The GlobalModel_generate.py file streamlines the inference process for the global model by utilizing a Gradio interface. This file loads the foundation model from the Hugging Face Model Hub and obtains the LoRA weights and configurations from the output directory.

python GlobalModel_generate.py \
      --load_8bit \
      --base_model 'chavinlo/alpaca-native' \
      --lora_weights_path /output/path/to/lora_weights  \
      --lora_config_path /output/path/to/lora_config   

Citation

Please cite our FedIT paper and this repo if you find our repository helpful for your research.
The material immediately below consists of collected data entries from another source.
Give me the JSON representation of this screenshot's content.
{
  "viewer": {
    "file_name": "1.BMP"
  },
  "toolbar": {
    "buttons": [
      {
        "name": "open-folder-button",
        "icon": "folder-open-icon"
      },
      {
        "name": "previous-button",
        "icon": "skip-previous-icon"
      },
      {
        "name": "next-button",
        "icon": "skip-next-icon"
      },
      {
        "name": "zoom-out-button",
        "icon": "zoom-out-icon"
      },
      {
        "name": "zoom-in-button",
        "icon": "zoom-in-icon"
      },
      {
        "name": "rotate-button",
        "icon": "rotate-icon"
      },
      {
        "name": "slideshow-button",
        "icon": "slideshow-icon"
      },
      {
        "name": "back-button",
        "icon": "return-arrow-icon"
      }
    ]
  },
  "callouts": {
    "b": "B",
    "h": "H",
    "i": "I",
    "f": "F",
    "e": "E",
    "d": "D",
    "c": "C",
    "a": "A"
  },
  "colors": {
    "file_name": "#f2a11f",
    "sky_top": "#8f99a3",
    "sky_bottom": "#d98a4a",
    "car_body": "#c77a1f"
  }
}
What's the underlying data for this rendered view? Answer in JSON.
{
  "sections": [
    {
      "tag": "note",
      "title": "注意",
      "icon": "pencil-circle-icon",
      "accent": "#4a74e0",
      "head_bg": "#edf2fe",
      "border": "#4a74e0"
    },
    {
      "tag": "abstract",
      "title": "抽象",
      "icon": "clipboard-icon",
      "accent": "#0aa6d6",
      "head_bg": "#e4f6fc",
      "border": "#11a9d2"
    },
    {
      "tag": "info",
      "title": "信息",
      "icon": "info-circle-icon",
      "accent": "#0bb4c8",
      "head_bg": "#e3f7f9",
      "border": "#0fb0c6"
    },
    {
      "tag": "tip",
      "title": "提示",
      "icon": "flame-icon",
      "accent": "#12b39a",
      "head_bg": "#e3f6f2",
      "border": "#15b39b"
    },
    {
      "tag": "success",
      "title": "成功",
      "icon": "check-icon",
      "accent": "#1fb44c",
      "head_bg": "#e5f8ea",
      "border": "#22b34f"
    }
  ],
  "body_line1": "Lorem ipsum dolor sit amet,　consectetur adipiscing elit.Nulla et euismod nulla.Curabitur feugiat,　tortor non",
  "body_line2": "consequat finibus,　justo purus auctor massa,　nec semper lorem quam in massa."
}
Thank you!

@misc{zhang2023building,
      title={Towards Building the Federated GPT: Federated Instruction Tuning}, 
      author={Jianyi Zhang and Saeed Vahidian and Martin Kuo and Chunyuan Li and Ruiyi Zhang and Guoyin Wang and Yiran Chen},
      year={2023},
      eprint={2305.05644},
      archivePrefix={arXiv},
      primaryClass={cs.CL}
}
@misc{Shepherdgithub,
  author = {Jianyi Zhang and Martin Kuo and Ruiyi Zhang and Guoyin Wang and Saeed Vahidian and Yiran Chen},
  title = {Shepherd: A Lightweight GitHub Platform Supporting Federated Instruction Tuning},
  year = {2023},
  publisher = {GitHub},
  journal = {GitHub repository},
  howpublished = {\url{https://github.com/JayZhang42/FederatedGPT-Shepherd}},
}

Note!

We are constantly working to enhance this framework by resolving bugs and extending its functionality and simulation capabilities. We welcome pull requests that adapt our code to support additional research goals, such as benchmarking of models and datasets, algorithmic enhancements, and hardware simulation.